What's odd (and yet typical), though, is the massively unchristian attitude the book takes toward John Hinckley, Jr. Now you might think the Christian thing to do would be acknowledge that Hinckley was extremely ill, did something horrible, but should nevertheless be forgiven (which, as I recall, Reagan himself was magnanimous enough to do). Author Thomsen, however, really, really wants you to hate Hinckley, forever and all time. Here is the book's first mention of Hinckley:
Death raged in the dark eyes of John Hinckley, Jr. At twenty-five years of age, this American citizen had been a member of the Nazi Party.
So right out of the gate, Hinckley's a Nazi. Not mentally ill, or even confused, or even perhaps spiritually lost--but a full-on Nazi. But even that's not evil enough, so Thomsen goes on to remind us that the Nazis believed that "through time and chance, evolution would produce a superior race, and only the fittest would or should survive." Get it? The Nazis believed in evolution. Do you believe in evolution. You're a Nazi, asshole.

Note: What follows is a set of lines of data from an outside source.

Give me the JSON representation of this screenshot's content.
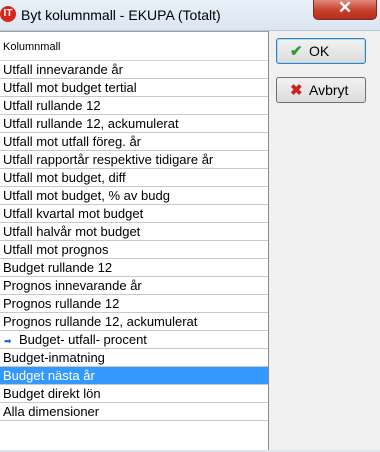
{
  "window": {
    "title": "Byt kolumnmall - EKUPA (Totalt)",
    "icon": "app-logo-icon",
    "close_glyph": "✕"
  },
  "list": {
    "header": "Kolumnmall",
    "rows": [
      {
        "label": "Utfall innevarande år"
      },
      {
        "label": "Utfall mot budget tertial"
      },
      {
        "label": "Utfall rullande 12"
      },
      {
        "label": "Utfall rullande 12, ackumulerat"
      },
      {
        "label": "Utfall mot utfall föreg. år"
      },
      {
        "label": "Utfall rapportår respektive tidigare år"
      },
      {
        "label": "Utfall mot budget, diff"
      },
      {
        "label": "Utfall mot budget, % av budg"
      },
      {
        "label": "Utfall kvartal mot budget"
      },
      {
        "label": "Utfall halvår mot budget"
      },
      {
        "label": "Utfall mot prognos"
      },
      {
        "label": "Budget rullande 12"
      },
      {
        "label": "Prognos innevarande år"
      },
      {
        "label": "Prognos rullande 12"
      },
      {
        "label": "Prognos rullande 12, ackumulerat"
      },
      {
        "label": "Budget- utfall- procent",
        "current": true
      },
      {
        "label": "Budget-inmatning"
      },
      {
        "label": "Budget nästa år",
        "selected": true
      },
      {
        "label": "Budget direkt lön"
      },
      {
        "label": "Alla dimensioner"
      }
    ]
  },
  "buttons": {
    "ok": {
      "label": "OK",
      "icon": "checkmark-icon",
      "icon_color": "#2e9a2e"
    },
    "cancel": {
      "label": "Avbryt",
      "icon": "x-icon",
      "icon_color": "#cc2222"
    }
  }
}
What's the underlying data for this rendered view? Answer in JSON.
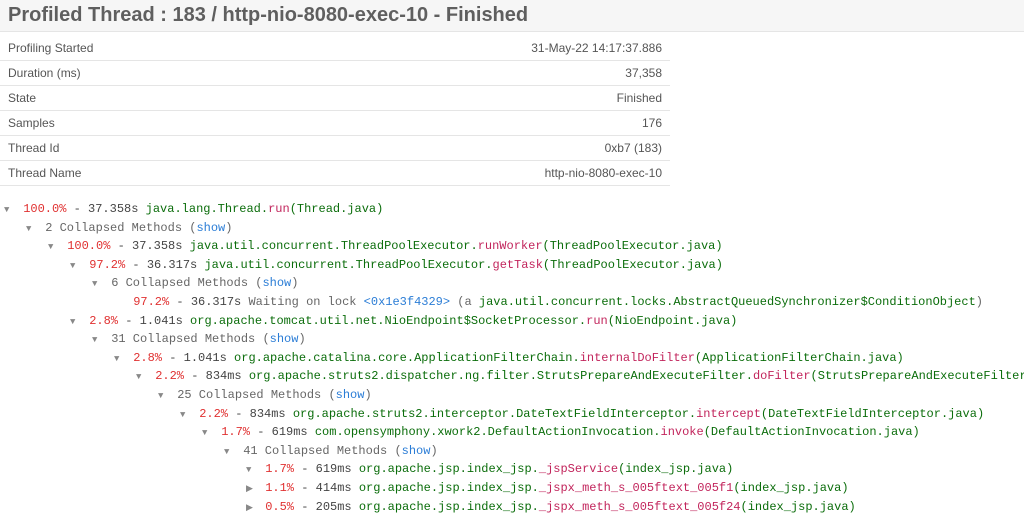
{
  "title": "Profiled Thread : 183 / http-nio-8080-exec-10 - Finished",
  "info": {
    "rows": [
      {
        "label": "Profiling Started",
        "value": "31-May-22 14:17:37.886"
      },
      {
        "label": "Duration (ms)",
        "value": "37,358"
      },
      {
        "label": "State",
        "value": "Finished"
      },
      {
        "label": "Samples",
        "value": "176"
      },
      {
        "label": "Thread Id",
        "value": "0xb7 (183)"
      },
      {
        "label": "Thread Name",
        "value": "http-nio-8080-exec-10"
      }
    ]
  },
  "show_label": "show",
  "tree": {
    "n0": {
      "pct": "100.0%",
      "time": "37.358s",
      "pkg": "java.lang.Thread.",
      "method": "run",
      "paren": "(Thread.java)"
    },
    "c0": {
      "count": "2 Collapsed Methods"
    },
    "n1": {
      "pct": "100.0%",
      "time": "37.358s",
      "pkg": "java.util.concurrent.ThreadPoolExecutor.",
      "method": "runWorker",
      "paren": "(ThreadPoolExecutor.java)"
    },
    "n2": {
      "pct": "97.2%",
      "time": "36.317s",
      "pkg": "java.util.concurrent.ThreadPoolExecutor.",
      "method": "getTask",
      "paren": "(ThreadPoolExecutor.java)"
    },
    "c2": {
      "count": "6 Collapsed Methods"
    },
    "lock": {
      "pct": "97.2%",
      "time": "36.317s",
      "text1": "Waiting on lock ",
      "id": "<0x1e3f4329>",
      "text2": " (a ",
      "cls": "java.util.concurrent.locks.AbstractQueuedSynchronizer$ConditionObject",
      "text3": ")"
    },
    "n3": {
      "pct": "2.8%",
      "time": "1.041s",
      "pkg": "org.apache.tomcat.util.net.NioEndpoint$SocketProcessor.",
      "method": "run",
      "paren": "(NioEndpoint.java)"
    },
    "c3": {
      "count": "31 Collapsed Methods"
    },
    "n4": {
      "pct": "2.8%",
      "time": "1.041s",
      "pkg": "org.apache.catalina.core.ApplicationFilterChain.",
      "method": "internalDoFilter",
      "paren": "(ApplicationFilterChain.java)"
    },
    "n5": {
      "pct": "2.2%",
      "time": "834ms",
      "pkg": "org.apache.struts2.dispatcher.ng.filter.StrutsPrepareAndExecuteFilter.",
      "method": "doFilter",
      "paren": "(StrutsPrepareAndExecuteFilter.java)"
    },
    "c5": {
      "count": "25 Collapsed Methods"
    },
    "n6": {
      "pct": "2.2%",
      "time": "834ms",
      "pkg": "org.apache.struts2.interceptor.DateTextFieldInterceptor.",
      "method": "intercept",
      "paren": "(DateTextFieldInterceptor.java)"
    },
    "n7": {
      "pct": "1.7%",
      "time": "619ms",
      "pkg": "com.opensymphony.xwork2.DefaultActionInvocation.",
      "method": "invoke",
      "paren": "(DefaultActionInvocation.java)"
    },
    "c7": {
      "count": "41 Collapsed Methods"
    },
    "n8": {
      "pct": "1.7%",
      "time": "619ms",
      "pkg": "org.apache.jsp.index_jsp.",
      "method": "_jspService",
      "paren": "(index_jsp.java)"
    },
    "n9": {
      "pct": "1.1%",
      "time": "414ms",
      "pkg": "org.apache.jsp.index_jsp.",
      "method": "_jspx_meth_s_005ftext_005f1",
      "paren": "(index_jsp.java)"
    },
    "n10": {
      "pct": "0.5%",
      "time": "205ms",
      "pkg": "org.apache.jsp.index_jsp.",
      "method": "_jspx_meth_s_005ftext_005f24",
      "paren": "(index_jsp.java)"
    }
  }
}
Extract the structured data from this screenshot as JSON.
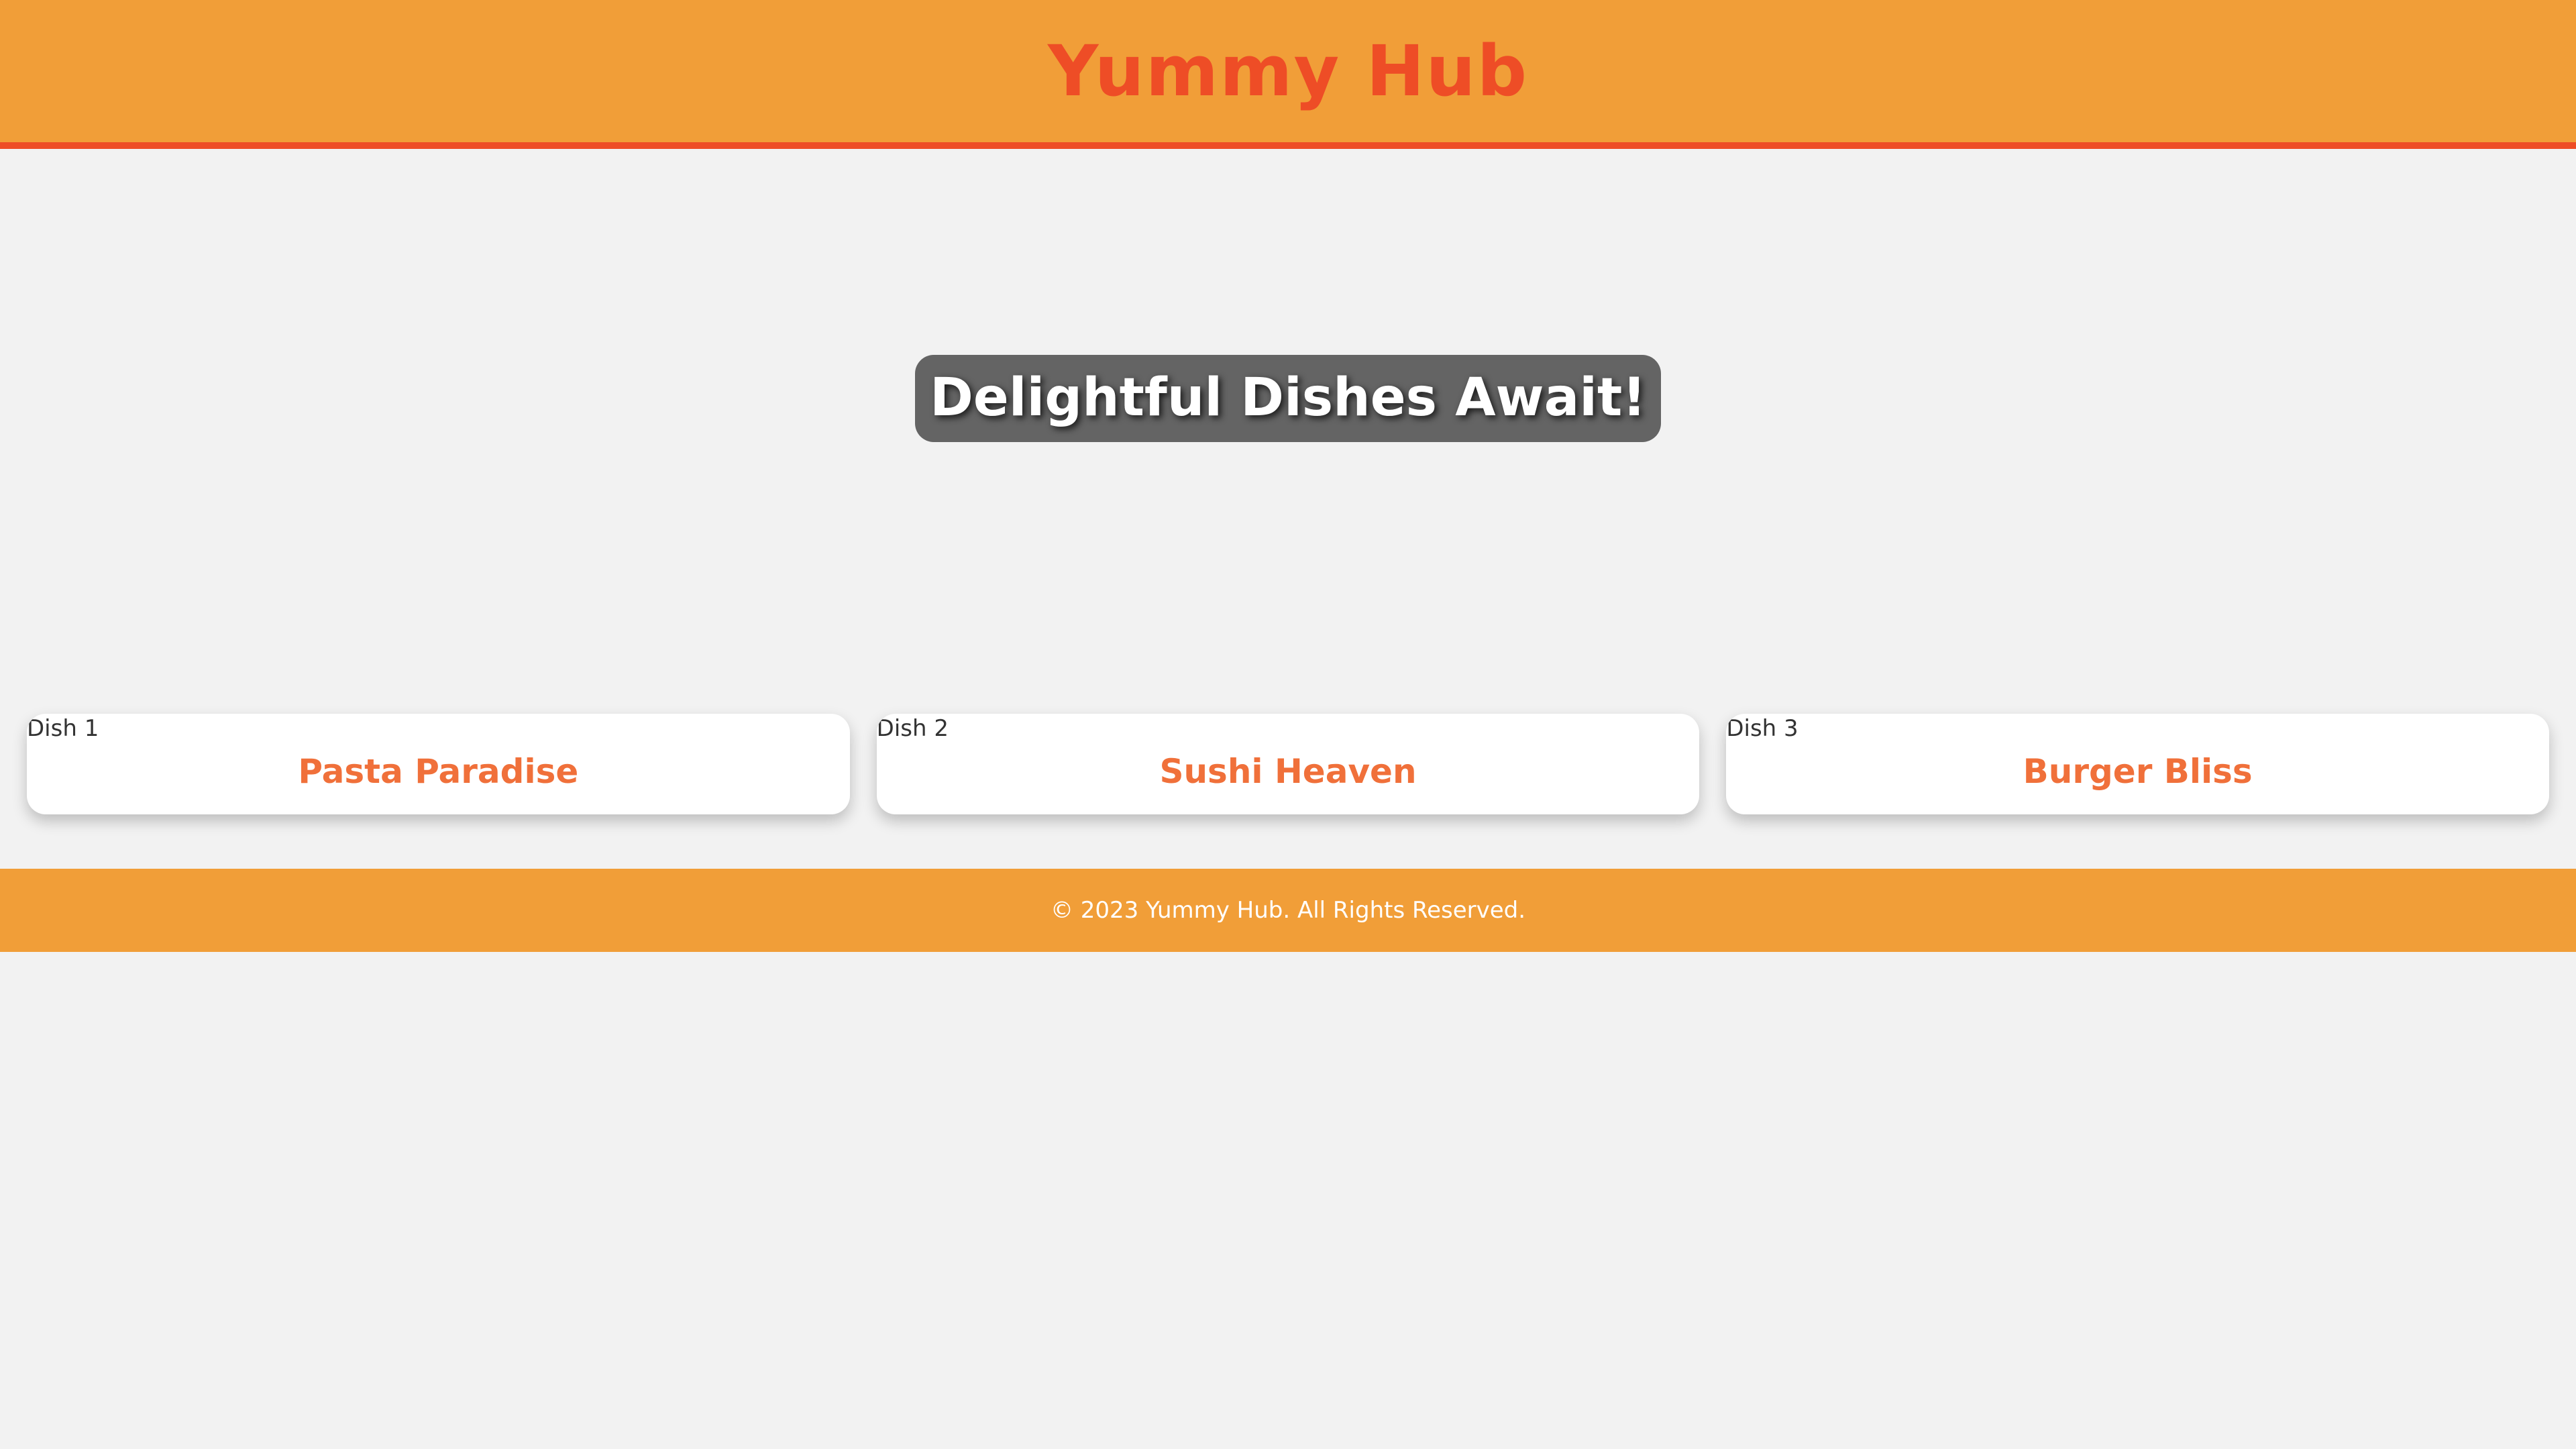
{
  "header": {
    "title": "Yummy Hub"
  },
  "hero": {
    "title": "Delightful Dishes Await!"
  },
  "cards": [
    {
      "image_alt": "Dish 1",
      "title": "Pasta Paradise"
    },
    {
      "image_alt": "Dish 2",
      "title": "Sushi Heaven"
    },
    {
      "image_alt": "Dish 3",
      "title": "Burger Bliss"
    }
  ],
  "footer": {
    "text": "© 2023 Yummy Hub. All Rights Reserved."
  },
  "colors": {
    "header_background": "#f19e38",
    "accent": "#ee4d26",
    "card_title": "#f0703a",
    "page_background": "#f2f2f2",
    "hero_box": "#505050"
  },
  "icons": {
    "card_image": "broken-image-icon"
  }
}
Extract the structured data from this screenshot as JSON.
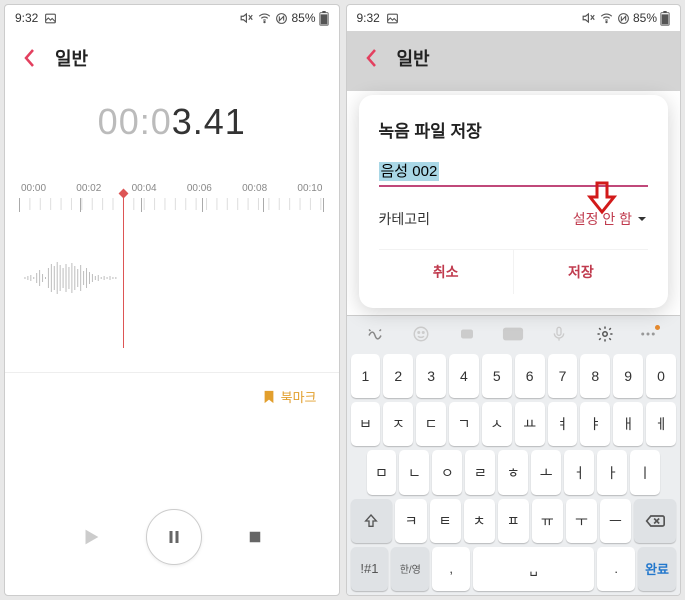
{
  "status": {
    "time": "9:32",
    "battery": "85%"
  },
  "screen1": {
    "title": "일반",
    "timer_gray": "00:0",
    "timer_dark": "3.41",
    "ruler": [
      "00:00",
      "00:02",
      "00:04",
      "00:06",
      "00:08",
      "00:10"
    ],
    "bookmark": "북마크"
  },
  "screen2": {
    "title": "일반",
    "dialog_title": "녹음 파일 저장",
    "filename": "음성 002",
    "category_label": "카테고리",
    "category_value": "설정 안 함",
    "cancel": "취소",
    "save": "저장",
    "keyboard": {
      "row1": [
        "1",
        "2",
        "3",
        "4",
        "5",
        "6",
        "7",
        "8",
        "9",
        "0"
      ],
      "row2": [
        "ㅂ",
        "ㅈ",
        "ㄷ",
        "ㄱ",
        "ㅅ",
        "ㅛ",
        "ㅕ",
        "ㅑ",
        "ㅐ",
        "ㅔ"
      ],
      "row3": [
        "ㅁ",
        "ㄴ",
        "ㅇ",
        "ㄹ",
        "ㅎ",
        "ㅗ",
        "ㅓ",
        "ㅏ",
        "ㅣ"
      ],
      "row4_mid": [
        "ㅋ",
        "ㅌ",
        "ㅊ",
        "ㅍ",
        "ㅠ",
        "ㅜ",
        "ㅡ"
      ],
      "sym": "!#1",
      "lang": "한/영",
      "comma": ",",
      "period": ".",
      "done": "완료"
    }
  }
}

Nazi atrocities are then summarized, culminating in a reiteration of the major theme: "And now, forty years later, Hitler's same evil spirit was again rearing its ugly head through one John Hinckley, Jr.--a Nazi." And more: The night before the assassination attempt "he left his hotel room and went out to pornographic stores, filling his mind with corrupting, lewd pictures. His senses were dulled by drugs, pornography, hard rock music, and Nazi doctrine--with everything God opposed." At that very same moment, we learn, President Reagen was experiencing "a sense of closeness, comfort, and love surrounded by the first family that evening" having "worshiped Jesus" earlier in the day.
Do you follow? Do you understand?
Reagen = Jesus
Hinckley = Drug-addled, porn-addicted, rock-music-listening, evolution-believing NAZI.
More evidence for why we need two countries--one for secularists willing to fund mental health support and treatment, and one for those who continue to insist that both schizophrenia and Nazism are things that simply "happen" because of a fundamental evilness lurking in the atmosphere.